2026.01.12 【電子部品総合特集】エム・アールエフ・佐伯裕昭社長 防衛関連ビジネスを拡大 米ミニサーキット社製品を中心に提案

 2026年以降に最も力を入れていくのは、防衛関連ビジネスの拡大だ。日本の防衛予算が拡大しているため、高周波の専門商社として、技術提案を進めていく。

 当社が国内代理店契約を締結している米Mini-Circuits(ミニサーキット)社の製品を中心に、ビジネスを拡大。防衛分野では無線技術が重要だが、ミニサーキットは防衛用レーダーやEW(電子戦)に欠かせない高周波部品を製造している。

 ミニサーキットは、1968年設立の高周波部品の老舗メーカーで、徹底した品質管理・納期管理には定評がある。

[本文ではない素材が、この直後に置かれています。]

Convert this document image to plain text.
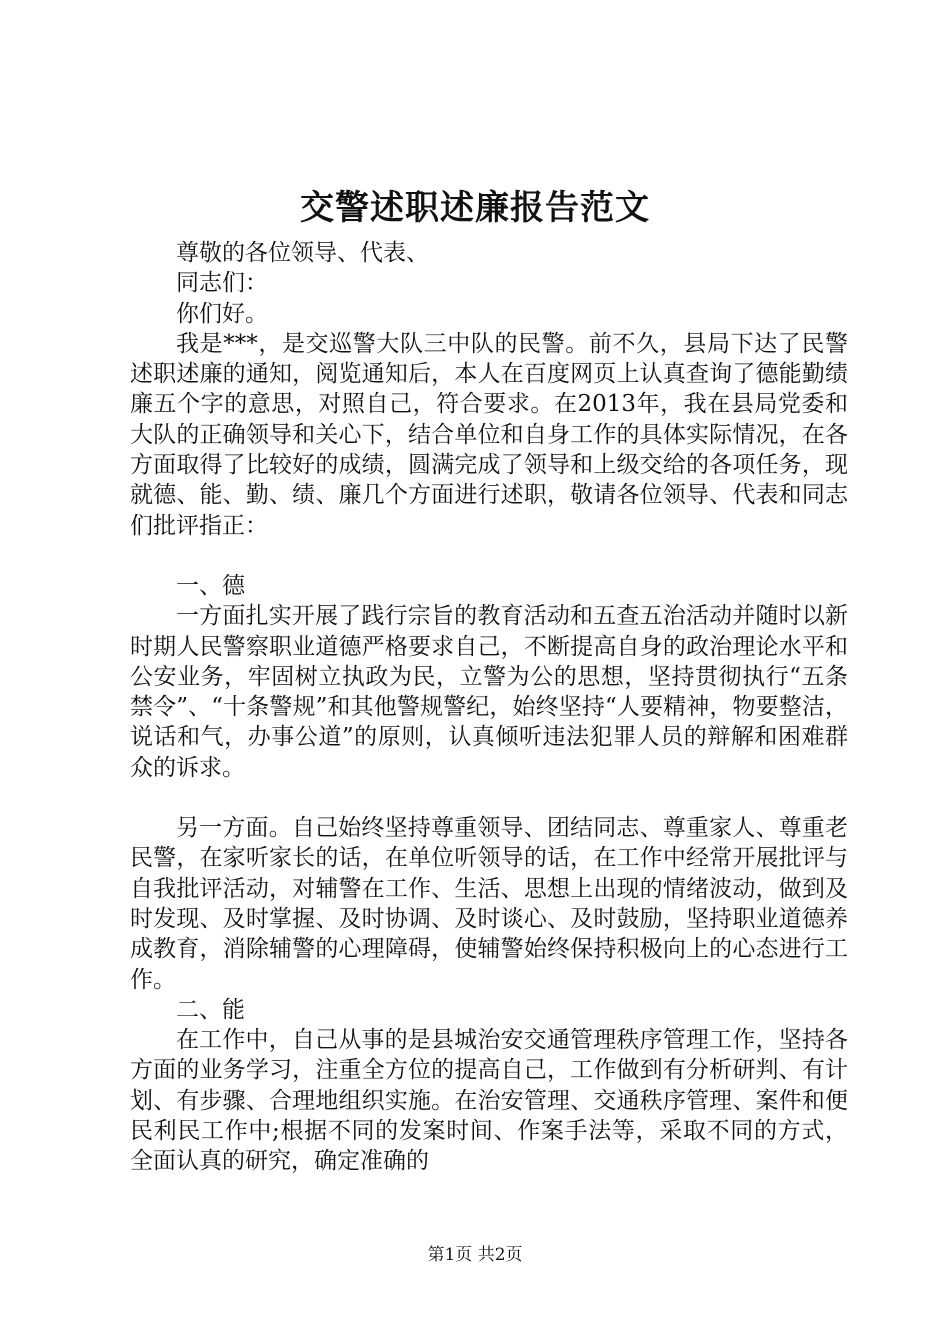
交警述职述廉报告范文

尊敬的各位领导、代表、

同志们：

你们好。

我是***，是交巡警大队三中队的民警。前不久，县局下达了民警述职述廉的通知，阅览通知后，本人在百度网页上认真查询了德能勤绩廉五个字的意思，对照自己，符合要求。在2013年，我在县局党委和大队的正确领导和关心下，结合单位和自身工作的具体实际情况，在各方面取得了比较好的成绩，圆满完成了领导和上级交给的各项任务，现就德、能、勤、绩、廉几个方面进行述职，敬请各位领导、代表和同志们批评指正：

一、德

一方面扎实开展了践行宗旨的教育活动和五查五治活动并随时以新时期人民警察职业道德严格要求自己，不断提高自身的政治理论水平和公安业务，牢固树立执政为民，立警为公的思想，坚持贯彻执行“五条禁令”、“十条警规”和其他警规警纪，始终坚持“人要精神，物要整洁，说话和气，办事公道”的原则，认真倾听违法犯罪人员的辩解和困难群众的诉求。

另一方面。自己始终坚持尊重领导、团结同志、尊重家人、尊重老民警，在家听家长的话，在单位听领导的话，在工作中经常开展批评与自我批评活动，对辅警在工作、生活、思想上出现的情绪波动，做到及时发现、及时掌握、及时协调、及时谈心、及时鼓励，坚持职业道德养成教育，消除辅警的心理障碍，使辅警始终保持积极向上的心态进行工作。

二、能

在工作中，自己从事的是县城治安交通管理秩序管理工作，坚持各方面的业务学习，注重全方位的提高自己，工作做到有分析研判、有计划、有步骤、合理地组织实施。在治安管理、交通秩序管理、案件和便民利民工作中;根据不同的发案时间、作案手法等，采取不同的方式，全面认真的研究，确定准确的

第1页 共2页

当社は1995年の創業だが、その当時からの主流仕入れ先として、継続的に販売に力を注いでいる。

 このほか、オランダのAmpleon(アンプレオン)社製品の拡販にも力を入れる。アンプレオンは、NXPから独立して設立された高周波パワーデバイスメーカーで、VHF/UHF/Lバンド帯のシリコンLD MOSパワートランジスタのリーディング企業。用途は、防衛用レーダーをはじめ、半導体製造装置のプラズマ発生器、加速器などに使用される。

 ミニサーキットは、アンプレオンのパワートランジスタを使用した増幅器を製造している。

 当社の社名の「M・RF」は、マイクロウエーブとRF(レディオ・フリークエンシー)から取ったもので、「高周波専門商社」を物語る社名となっている。最近の日本では、防衛関連の事業に参入する企業が急増しているため、高周波技術を活用して、いろいろな顧客へのアプローチを進めていきたい。

 防衛関連以外では、米AXZON(アクゾン)社のUHF帯RFID温度センサータグの販売にも力を入れる。同社のUHF帯RFID温度ロガータグ「AZN5200」は、小型、軽量、超薄型の使い切り、シールタイプ。バッテリーを内蔵しているため充電不要で、さらに使い切り設計のため校正の必要がなく、維持費がかからないなどのメリットがある。従来型の温度ロガーと比較し、圧倒的に低価格で提供可能。コールドチェーン(冷凍冷蔵物流)に最適なソリューションとして提案を進める。

 当社は、創業31期目に入った。今後、防衛関連ビジネスなどを成長させていくことで、5年後には年商100億円を目指す。